Black Friday – we’ve all been hearing about it for what seems like weeks now. It’s hardly surprising – most of us are feeling the effects of a second lockdown perhaps more than the first time around and with many of us turning to our computers to shop, we may all be after a way to treat ourselves.
However, Black Friday has been a ‘thing’ in the UK for a few years now – and it’s clear that consumers have noticed. We all need to heed the warnings about the usual issues about buying for the sake of it, watching out for scams and being told something is a bargain when it might not be. But Resolver can show through our data that a number of users have their Black Friday shopping mapped out in advance in a bid to be that savvy shopper. And yet, the complaints they’re feeding through to us show that things can still go wrong.
That’s why this week I’m asking retailers to extend their returns policies for items purchased as part of Black Friday.
How shoppers plan for Black Friday
We’ve reported this week that more than 6,000 complaints since 2017 are explicitly about retail purchases made as part of a Black Friday or Cyber Monday deal. Compared to the big numbers we’ve been posting throughout the year about online shopping and package deliveries for example, that may not seem like an avalanche. But it’s 6,000 complaints – and a lot of them were much later than we might think.
During the first four months of this year we saw more than 1,000 complaints about items bought over the Black Friday sale period – up to five months after the ‘event’ itself in 2019. Going back two years more saw a similar trend, so it’s led me to ask why – and how can retailers help?
A number of people told us that they were buying Christmas presents in the Black Friday sales – only to discover that on Christmas day that present was either faulty or not what they thought it would be. Equally, consumers were using the ‘event’ of Black Friday to buy those items they knew they might need in the long-term, such as for a house move.

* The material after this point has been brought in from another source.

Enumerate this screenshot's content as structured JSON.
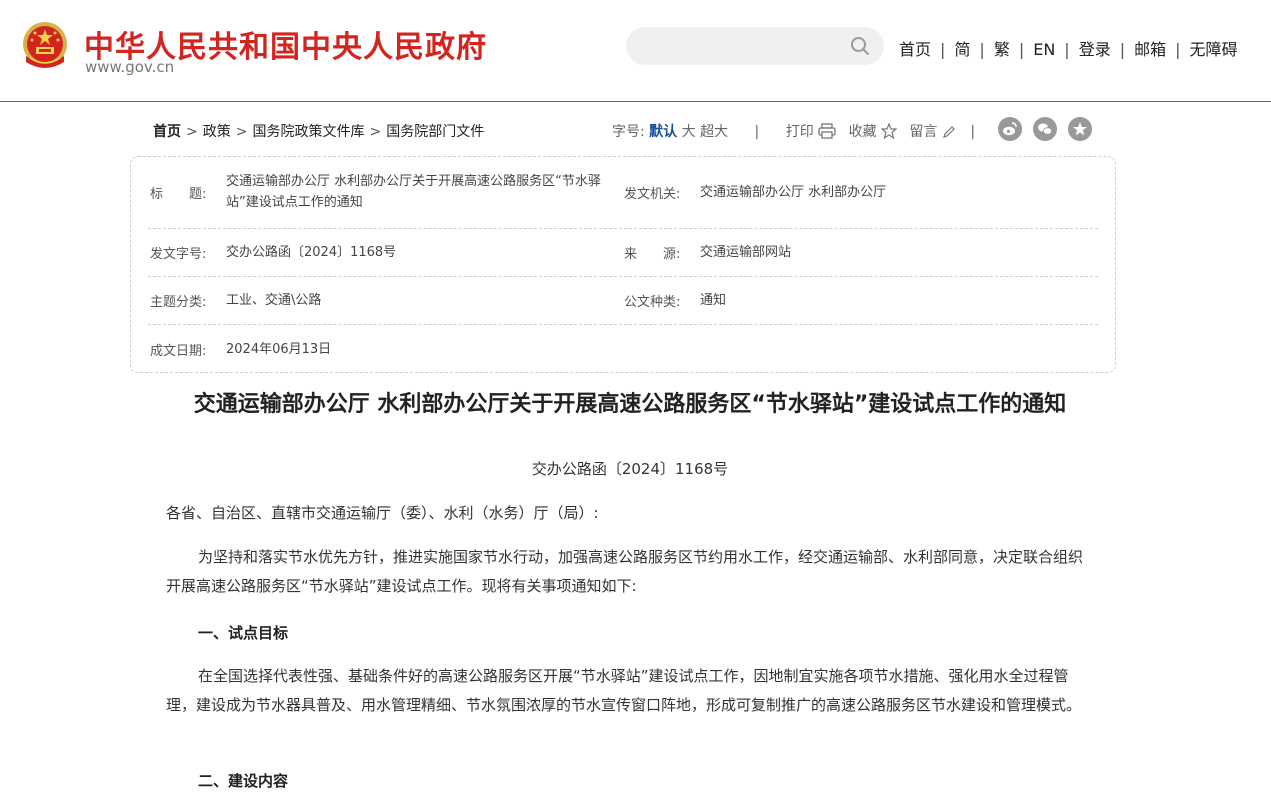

Retailers should extend their returns policies
What this means however is that as a consumer, you’re perhaps not opening up that package when it arrives (assuming it does – there were plenty of Black Friday delivery issues too, according to our complaints). When you do so a month – or more – later, if it’s not up to scratch or what you expected, are you stuck with it?
In short, no. You do have rights, and Resolver can help you cut through the jargon as to what they are explicitly, as we’ve long said that some retailers clearly don’t understand what they need to do under the law to protect consumers.
But we can show that Black Friday is a long-standing means for consumers to plan to save money. Given how they’re shopping – and not always for themselves, they’re placing a lot of faith in those they buy from to get it right.
It seems only logical to me then that retailers should understand that – and act above and beyond. That’s why I’m calling for retailers to extend returns policies for goods bought as part of a Black Friday sale.
It’s clear that shoppers are not just searching idly for a cut-price impulse buy, and in fact they are looking to get what they think is a good deal on the purchases that are important to them. This year, what we can also bank on is that if Christmas presents are being bought, the delivery address will likely be the recipient in preparation for potentially not being able to hand the gift over face-to-face.
Many retailers already offer extended returns for Christmas gifts – and Black Friday has become a shopping calendar stalwart in the UK over the past few years. So why can’t returns policies be extended to cover just a couple of weeks at a time where consumers are waiting – in fact encouraged to shop to take advantage of lower prices?
At no point have gestures of goodwill to consumers been more important than this year. In the face of many businesses not playing fair to their customers over the past few months, when those customers have been patient and in the main, reasonable, an extended returns policy seems to me like a no-brainer example of how retailers can acknowledge not only that they understand how and why their customers shop, but that they want to keep that trust and longer-term loyalty.